Tuesday, May 19, 2015

Fewer believers, more consumers?

The recent Pew survey on American religion shows a rapid decline, from around 78% to 70% in Christian identification since 2007. Catholics are dropping, as are evangelicals. While 10% of all Americans were ex-Catholic then, now it's 13%. Tim Rutten wonders how much evangelical and right-wing politics may be to blame for this decline. Unaffiliated respondents have increased by 6.7% the past period, to nearly 30% After all, independent-leaning, alienated, skeptical voters (like me) are often repulsed by pious rhetoric and cant. "Well over one-third of all Americans under 49 now are unaffiliated and a substantial number of them profess a complete disinterest in religion or its values."

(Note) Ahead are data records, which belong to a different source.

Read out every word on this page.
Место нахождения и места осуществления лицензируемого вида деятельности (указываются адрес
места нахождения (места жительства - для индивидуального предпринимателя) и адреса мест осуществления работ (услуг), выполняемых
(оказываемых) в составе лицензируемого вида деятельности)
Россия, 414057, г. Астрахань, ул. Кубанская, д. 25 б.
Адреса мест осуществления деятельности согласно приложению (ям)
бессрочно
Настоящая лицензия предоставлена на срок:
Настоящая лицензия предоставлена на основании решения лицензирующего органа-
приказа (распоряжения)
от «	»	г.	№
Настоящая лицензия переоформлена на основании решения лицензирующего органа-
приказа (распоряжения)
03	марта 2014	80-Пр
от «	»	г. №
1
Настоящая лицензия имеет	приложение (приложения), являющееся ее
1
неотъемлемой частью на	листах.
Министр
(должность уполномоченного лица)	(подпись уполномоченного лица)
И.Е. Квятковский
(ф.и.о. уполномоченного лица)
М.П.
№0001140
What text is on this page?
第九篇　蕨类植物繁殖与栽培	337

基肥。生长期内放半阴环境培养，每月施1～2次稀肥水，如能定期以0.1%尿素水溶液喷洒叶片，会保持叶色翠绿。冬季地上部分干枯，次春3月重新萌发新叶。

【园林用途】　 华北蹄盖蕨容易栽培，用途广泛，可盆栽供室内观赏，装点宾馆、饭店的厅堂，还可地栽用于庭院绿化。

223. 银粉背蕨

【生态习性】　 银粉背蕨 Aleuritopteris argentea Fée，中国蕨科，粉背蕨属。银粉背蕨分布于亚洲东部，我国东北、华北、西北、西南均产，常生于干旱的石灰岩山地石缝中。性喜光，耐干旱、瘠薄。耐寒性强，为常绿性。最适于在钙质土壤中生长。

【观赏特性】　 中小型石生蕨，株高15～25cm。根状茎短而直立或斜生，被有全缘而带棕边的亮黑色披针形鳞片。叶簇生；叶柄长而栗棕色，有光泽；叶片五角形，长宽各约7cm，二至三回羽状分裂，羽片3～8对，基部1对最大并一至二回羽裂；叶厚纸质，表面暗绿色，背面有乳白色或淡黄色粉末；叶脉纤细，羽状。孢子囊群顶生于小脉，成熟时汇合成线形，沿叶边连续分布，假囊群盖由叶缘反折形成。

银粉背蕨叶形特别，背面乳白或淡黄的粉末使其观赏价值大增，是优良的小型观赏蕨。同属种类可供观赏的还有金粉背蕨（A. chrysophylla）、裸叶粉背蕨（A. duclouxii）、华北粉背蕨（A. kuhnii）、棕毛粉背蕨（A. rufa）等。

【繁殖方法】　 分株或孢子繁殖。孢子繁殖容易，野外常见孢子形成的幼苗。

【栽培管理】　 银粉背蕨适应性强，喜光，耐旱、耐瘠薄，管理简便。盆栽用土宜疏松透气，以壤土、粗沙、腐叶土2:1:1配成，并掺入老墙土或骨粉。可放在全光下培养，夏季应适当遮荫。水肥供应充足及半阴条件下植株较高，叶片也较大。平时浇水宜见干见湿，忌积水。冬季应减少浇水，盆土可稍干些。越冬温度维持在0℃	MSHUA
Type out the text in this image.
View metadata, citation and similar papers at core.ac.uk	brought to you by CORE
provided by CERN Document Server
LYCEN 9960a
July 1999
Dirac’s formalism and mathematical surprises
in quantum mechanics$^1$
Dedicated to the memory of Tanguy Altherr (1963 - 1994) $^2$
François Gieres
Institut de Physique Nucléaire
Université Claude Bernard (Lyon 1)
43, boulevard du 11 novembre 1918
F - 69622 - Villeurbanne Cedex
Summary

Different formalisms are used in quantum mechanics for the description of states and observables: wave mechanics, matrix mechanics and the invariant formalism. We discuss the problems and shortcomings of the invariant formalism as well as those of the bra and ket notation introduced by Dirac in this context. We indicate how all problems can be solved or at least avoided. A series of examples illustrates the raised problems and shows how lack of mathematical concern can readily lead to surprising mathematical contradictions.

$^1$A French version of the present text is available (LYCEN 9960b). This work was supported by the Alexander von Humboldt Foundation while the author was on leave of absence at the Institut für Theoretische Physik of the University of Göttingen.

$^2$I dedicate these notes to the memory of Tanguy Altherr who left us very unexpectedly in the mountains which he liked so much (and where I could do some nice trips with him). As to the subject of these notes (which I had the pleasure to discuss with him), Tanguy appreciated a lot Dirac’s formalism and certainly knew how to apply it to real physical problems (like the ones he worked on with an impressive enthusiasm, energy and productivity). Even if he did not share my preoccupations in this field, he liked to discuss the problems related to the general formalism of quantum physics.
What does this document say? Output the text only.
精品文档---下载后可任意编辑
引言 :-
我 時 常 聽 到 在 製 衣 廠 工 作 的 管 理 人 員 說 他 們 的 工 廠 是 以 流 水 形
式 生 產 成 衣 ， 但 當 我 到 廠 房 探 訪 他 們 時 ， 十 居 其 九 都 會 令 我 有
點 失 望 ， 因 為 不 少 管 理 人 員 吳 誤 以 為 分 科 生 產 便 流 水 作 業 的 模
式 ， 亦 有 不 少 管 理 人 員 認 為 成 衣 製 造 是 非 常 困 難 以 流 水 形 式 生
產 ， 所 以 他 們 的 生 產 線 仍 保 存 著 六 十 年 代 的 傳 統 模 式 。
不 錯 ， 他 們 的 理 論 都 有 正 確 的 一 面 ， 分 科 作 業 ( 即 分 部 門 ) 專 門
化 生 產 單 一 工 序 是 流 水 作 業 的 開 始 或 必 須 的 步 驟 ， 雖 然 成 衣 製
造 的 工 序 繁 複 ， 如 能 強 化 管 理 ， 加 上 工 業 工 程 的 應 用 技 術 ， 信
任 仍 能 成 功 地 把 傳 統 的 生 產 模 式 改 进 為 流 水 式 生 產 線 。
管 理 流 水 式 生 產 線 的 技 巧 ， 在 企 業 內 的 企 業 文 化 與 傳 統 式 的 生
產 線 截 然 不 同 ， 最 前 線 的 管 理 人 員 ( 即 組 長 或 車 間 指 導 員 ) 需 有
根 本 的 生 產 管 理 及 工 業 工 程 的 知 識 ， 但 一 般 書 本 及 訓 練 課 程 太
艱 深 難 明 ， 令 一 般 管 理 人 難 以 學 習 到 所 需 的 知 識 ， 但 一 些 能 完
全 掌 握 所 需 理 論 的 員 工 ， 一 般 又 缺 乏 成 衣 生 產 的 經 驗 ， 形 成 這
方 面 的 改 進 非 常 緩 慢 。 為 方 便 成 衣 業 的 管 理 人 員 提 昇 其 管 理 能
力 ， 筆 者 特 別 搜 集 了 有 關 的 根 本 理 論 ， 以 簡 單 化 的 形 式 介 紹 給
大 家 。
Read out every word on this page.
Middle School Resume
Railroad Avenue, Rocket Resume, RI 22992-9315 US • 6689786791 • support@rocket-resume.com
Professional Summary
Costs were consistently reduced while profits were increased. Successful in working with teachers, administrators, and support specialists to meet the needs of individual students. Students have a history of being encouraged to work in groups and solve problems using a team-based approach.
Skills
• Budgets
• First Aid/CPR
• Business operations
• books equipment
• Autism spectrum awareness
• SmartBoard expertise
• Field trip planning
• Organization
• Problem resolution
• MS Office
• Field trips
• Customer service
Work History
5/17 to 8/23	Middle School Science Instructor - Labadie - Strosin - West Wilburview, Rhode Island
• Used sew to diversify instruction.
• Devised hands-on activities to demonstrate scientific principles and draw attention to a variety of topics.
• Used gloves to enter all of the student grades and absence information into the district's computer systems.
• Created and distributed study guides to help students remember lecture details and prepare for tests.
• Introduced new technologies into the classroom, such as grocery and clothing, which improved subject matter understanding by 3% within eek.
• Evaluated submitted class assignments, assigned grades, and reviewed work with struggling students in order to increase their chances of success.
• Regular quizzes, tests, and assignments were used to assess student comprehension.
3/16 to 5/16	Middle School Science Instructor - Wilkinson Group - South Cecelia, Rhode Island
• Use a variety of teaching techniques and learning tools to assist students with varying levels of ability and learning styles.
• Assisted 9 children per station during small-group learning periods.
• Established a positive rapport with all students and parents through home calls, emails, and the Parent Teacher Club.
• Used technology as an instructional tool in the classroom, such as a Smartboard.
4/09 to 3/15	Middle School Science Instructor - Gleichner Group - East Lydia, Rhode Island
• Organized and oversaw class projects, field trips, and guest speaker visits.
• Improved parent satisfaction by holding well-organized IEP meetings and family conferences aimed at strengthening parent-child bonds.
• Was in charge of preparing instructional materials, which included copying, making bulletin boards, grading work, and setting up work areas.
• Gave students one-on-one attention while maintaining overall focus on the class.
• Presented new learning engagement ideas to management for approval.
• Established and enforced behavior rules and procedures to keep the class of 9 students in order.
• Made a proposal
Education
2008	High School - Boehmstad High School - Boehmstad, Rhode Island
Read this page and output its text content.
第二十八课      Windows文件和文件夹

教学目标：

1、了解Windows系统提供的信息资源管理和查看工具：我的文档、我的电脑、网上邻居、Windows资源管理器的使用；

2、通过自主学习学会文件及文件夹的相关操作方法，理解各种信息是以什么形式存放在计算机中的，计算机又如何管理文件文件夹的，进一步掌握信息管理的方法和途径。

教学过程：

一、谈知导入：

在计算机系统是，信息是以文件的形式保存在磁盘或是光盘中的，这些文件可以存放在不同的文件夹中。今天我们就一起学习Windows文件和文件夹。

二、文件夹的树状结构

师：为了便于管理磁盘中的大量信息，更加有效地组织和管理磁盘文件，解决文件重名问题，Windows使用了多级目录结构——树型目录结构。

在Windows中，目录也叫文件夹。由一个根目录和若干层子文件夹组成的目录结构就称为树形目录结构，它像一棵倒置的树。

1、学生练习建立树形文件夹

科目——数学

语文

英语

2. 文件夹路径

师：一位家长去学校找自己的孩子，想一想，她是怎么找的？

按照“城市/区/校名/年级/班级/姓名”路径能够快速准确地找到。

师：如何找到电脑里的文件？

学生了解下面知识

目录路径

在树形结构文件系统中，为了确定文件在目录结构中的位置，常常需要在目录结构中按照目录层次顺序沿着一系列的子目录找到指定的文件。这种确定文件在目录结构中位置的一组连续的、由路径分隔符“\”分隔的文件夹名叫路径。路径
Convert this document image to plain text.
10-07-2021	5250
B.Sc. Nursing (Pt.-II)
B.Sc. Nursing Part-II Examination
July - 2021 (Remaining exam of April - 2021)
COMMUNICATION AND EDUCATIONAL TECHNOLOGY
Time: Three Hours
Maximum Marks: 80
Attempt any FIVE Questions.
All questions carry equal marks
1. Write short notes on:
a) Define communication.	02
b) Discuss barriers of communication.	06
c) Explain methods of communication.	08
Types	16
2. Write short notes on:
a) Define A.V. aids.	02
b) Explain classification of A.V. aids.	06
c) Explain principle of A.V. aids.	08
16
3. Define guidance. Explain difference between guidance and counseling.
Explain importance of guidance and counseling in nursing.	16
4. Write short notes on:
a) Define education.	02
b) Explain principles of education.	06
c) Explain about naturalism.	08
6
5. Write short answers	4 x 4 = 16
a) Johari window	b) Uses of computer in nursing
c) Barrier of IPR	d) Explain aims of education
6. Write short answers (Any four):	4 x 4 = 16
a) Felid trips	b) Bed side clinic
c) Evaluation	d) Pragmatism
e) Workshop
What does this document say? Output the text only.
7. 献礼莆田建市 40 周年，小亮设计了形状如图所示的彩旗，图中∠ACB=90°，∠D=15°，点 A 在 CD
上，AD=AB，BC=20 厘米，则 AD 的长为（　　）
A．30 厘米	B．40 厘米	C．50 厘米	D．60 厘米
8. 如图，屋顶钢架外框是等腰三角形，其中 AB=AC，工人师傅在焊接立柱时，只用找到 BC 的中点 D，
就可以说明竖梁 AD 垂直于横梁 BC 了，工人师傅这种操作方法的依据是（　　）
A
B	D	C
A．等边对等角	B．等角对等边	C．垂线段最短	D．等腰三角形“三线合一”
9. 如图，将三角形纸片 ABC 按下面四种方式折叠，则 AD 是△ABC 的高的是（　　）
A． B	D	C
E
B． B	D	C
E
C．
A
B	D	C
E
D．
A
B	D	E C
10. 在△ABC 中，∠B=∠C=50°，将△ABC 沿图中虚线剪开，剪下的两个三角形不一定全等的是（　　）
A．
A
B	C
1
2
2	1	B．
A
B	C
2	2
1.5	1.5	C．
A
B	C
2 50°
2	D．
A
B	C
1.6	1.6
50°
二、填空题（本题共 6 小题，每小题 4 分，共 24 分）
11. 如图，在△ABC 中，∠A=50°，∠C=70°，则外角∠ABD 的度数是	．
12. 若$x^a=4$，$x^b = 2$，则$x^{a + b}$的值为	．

This surge transcends the usual ethnic, class, regional, or traditional boundaries. If not for relentless immigration and concomitant population growth, the Catholic and probably some Pentecostal and fundamentalist churches would show deeper drops. The tilt of the Church in my region tips now about 70% Latino, for instance, with large Filipino and Vietnamese contingents. Sure, the South does still boast more believers, and cities more their cohort of "spiritual but not religious," a phenomenon now spreading beyond the privileged pockets on the East and West Coasts and I suppose college towns. The report sums up: "People who self-identify as atheists or agnostics (about 7% of all U.S. adults), as well as those who say their religion is 'nothing in particular,' now account for a combined 22.8% of U.S. adults – up from 16.1% in 2007. The growth of the 'nones' has been powered in part by religious switching. Nearly one-in-five U.S. adults (18%) were raised as Christians or members of some other religion, but now say they have no religious affiliation." This cheers me, if oddly for me.

For I study religion, I value its contributions, I suspect its assertions, and I analyze its functions. I teach a course in its comparative aspects, open to students online nationwide whom I will never likely meet. I ask them to discuss their own orientation. Most do so happily, revealing usually about one or two articulate but disenfranchised voices, maybe half who are more or less observant of some form, and the rest divided between those who have been raised Catholic, Baptist, or Methodist but who have a wavering or flexible attitude towards the tenets with which they were inculcated. Sometimes I get a pagan or two, a Jewish or Muslim student, too. A Buddhist, too, but so far all who blend a vague sort of aspiration with New Age, from a Christian background. So, they match Pew data above.

But some often bristle, being mainly mainline Christians still, when I challenge them about the growth of "nones," or when I confront them to move out of a comfort zone and critically respond to those who address the drawbacks of, well, every religious system we study over the eight weeks. I offer the positive and the negative aspects of the major faiths--even if the textbook and lectures on the online shell try to be very neutral, I cannot be so as a teacher who wants students to stretch their limits. Therefore, the new data I will have to offer my next class will continue to push their boundaries. As we turn a less religious nation, however, as Rutten concludes, we must all question another transformation: autonomic absorption of so many Americans into the consumer society, as we face a consumerist, capitalist force "that so often seems more powerful than any religion."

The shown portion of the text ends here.